Even better. Stalin did that and look where we are now with the movement as a whole.
LSD
20th November 2006, 21:10
Although "brutal" is a generally fair description of Leninism in practice, the problem with "socialist" states of the past is not that they were too "brutal" with their local bourgeoisie, it's that they failed to disenfranchise them.
Because the "revolutionary vanguard" was so eager to centralize power and set up a massive state apparatus, they needed managers and bureaucrats with experience in running industry. That meant hiring all the bourgeoisie that they'd ostensibly just overthrown!
In addition, of course, they added a whole new crew of elite bureaucrats to the mix, only further strengthening the emerging class paradigm.
Postrevolutionary society needs to start dispensing with class immediately. That means no bosses, "red" or otherwise.

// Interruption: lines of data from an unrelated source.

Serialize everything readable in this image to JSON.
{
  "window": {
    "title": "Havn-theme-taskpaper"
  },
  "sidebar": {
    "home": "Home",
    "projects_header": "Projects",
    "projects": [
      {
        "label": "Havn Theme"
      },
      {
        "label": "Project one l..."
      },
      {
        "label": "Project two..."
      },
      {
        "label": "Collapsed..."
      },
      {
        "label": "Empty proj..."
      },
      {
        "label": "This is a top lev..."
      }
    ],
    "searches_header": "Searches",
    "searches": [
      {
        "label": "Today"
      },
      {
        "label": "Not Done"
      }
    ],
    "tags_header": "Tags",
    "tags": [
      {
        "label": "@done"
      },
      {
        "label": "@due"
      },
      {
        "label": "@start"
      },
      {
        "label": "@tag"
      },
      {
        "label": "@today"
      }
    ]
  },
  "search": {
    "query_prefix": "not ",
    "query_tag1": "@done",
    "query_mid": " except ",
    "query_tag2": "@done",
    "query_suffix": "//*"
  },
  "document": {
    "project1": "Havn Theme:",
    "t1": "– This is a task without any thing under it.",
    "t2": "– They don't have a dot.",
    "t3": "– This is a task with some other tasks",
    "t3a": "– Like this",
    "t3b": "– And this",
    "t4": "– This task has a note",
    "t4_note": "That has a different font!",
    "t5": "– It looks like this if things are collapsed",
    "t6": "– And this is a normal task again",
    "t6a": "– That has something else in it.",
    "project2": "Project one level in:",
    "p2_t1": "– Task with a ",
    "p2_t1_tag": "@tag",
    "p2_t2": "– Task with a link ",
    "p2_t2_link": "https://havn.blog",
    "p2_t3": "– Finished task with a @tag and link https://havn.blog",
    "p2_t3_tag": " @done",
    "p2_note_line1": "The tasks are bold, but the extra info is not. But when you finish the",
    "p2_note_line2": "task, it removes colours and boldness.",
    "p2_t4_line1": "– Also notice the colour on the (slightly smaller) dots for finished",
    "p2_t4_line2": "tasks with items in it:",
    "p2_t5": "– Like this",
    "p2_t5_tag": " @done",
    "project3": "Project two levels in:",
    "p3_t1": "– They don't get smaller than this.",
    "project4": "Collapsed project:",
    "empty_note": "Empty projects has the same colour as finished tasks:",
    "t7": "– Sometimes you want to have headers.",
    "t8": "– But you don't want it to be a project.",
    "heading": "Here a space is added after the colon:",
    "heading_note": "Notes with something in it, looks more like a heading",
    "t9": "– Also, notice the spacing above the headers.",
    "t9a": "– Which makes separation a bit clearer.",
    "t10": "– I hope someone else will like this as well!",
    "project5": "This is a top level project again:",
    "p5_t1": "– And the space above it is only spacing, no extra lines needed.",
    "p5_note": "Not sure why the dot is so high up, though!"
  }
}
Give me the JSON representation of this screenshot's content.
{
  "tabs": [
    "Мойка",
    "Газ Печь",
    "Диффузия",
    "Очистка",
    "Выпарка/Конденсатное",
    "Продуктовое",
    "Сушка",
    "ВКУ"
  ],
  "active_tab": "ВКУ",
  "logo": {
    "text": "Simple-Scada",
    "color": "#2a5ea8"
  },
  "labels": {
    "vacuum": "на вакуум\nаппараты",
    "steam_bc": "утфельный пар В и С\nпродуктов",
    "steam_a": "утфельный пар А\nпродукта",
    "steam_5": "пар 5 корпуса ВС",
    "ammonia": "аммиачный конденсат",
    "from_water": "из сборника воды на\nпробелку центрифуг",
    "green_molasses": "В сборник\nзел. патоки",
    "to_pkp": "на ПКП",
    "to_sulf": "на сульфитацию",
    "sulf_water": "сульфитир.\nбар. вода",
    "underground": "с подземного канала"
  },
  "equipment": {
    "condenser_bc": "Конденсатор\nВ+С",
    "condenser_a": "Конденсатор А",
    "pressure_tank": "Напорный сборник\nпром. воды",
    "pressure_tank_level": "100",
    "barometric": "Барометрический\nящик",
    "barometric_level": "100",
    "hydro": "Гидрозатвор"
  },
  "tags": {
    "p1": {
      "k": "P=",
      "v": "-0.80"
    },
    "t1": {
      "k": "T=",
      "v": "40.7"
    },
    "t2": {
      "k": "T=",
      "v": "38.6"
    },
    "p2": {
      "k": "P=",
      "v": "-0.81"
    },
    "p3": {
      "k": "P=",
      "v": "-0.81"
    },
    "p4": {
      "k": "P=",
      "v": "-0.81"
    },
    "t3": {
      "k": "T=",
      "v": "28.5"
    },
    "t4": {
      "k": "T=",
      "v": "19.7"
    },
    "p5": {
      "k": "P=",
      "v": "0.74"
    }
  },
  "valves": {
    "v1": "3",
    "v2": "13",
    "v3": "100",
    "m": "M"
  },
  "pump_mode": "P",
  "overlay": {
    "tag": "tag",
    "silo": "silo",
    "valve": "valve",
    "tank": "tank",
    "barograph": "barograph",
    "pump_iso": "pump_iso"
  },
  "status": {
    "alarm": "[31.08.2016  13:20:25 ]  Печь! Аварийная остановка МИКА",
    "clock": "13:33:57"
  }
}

If the former bourgeseoisie are integrated into the population and work just like everyone else, in less than a generation, the capitalist class will be extinct. That doesn't mean that their ideas will vanish, but without an economic powerbase, they'll be effectively powerless.
The reason that the bourgeoisie were able to so easily transition back into power in Russia and China and Algeria and Yugoslavia is that they never left. When the grand experiments collapsed, all the old managers and bosses just took off their spiffy red jackets and went right back to being overt capitalists.
The only way to stop that from happening is to make sure that once we kick the bourgeoisie out of power, we keep them out, and we don't bring anyone in to take their place.
The proleariat is perfectly capable of "managing" itself.
chimx
20th November 2006, 21:45
Imma quote a passage by Marx that I have quoted before:
Bourgeois revolutions, like those of the eighteenth century, storm more swiftly from success to success, their dramatic effects outdo each other, men and things seem set in sparkling diamonds, ecstasy is the order of the day – but they are short-lived, soon they have reached their zenith, and a long Katzenjammer [crapulence] takes hold of society before it learns to assimilate the results of its storm-and-stress period soberly. On the other hand, proletarian revolutions, like those of the nineteenth century, constantly criticize themselves, constantly interrupt themselves in their own course, return to the apparently accomplished, in order to begin anew; they deride with cruel thoroughness the half-measures, weaknesses, and paltriness of their first attempts, seem to throw down their opponents only so the latter may draw new strength from the earth and rise before them again more gigantic than ever, recoil constantly from the indefinite colossalness of their own goals – until a situation is created which makes all turning back impossible, and the conditions themselves call out:
Hic Rhodus, hic salta!
[Here is the rose, here dance!]
Yet for revolutionary vanguards, they are often too eager to allow for a natural, organic revolutionary consciousness. They allow for abominations such as "war communism", the destruction of Krondstat, and the empowerment of capitalist experts so as to storm through revolutionary periods. The ends justify their means, but in doing so, they alienate the class they are trying to defend. They fear criticism, interruptions, recoil--the very nature of real proletarian revolution.
There are reactionaries, and there are people who attempt to overthrow the socialist government. What about them?
http://writingcompany.blogs.com/this_isnt_writing_its_typ/images/guillotine.jpg
isn't that a picture of the beheading of robespierre, signifying the downfall of the period of jacobin rule? oh the irony!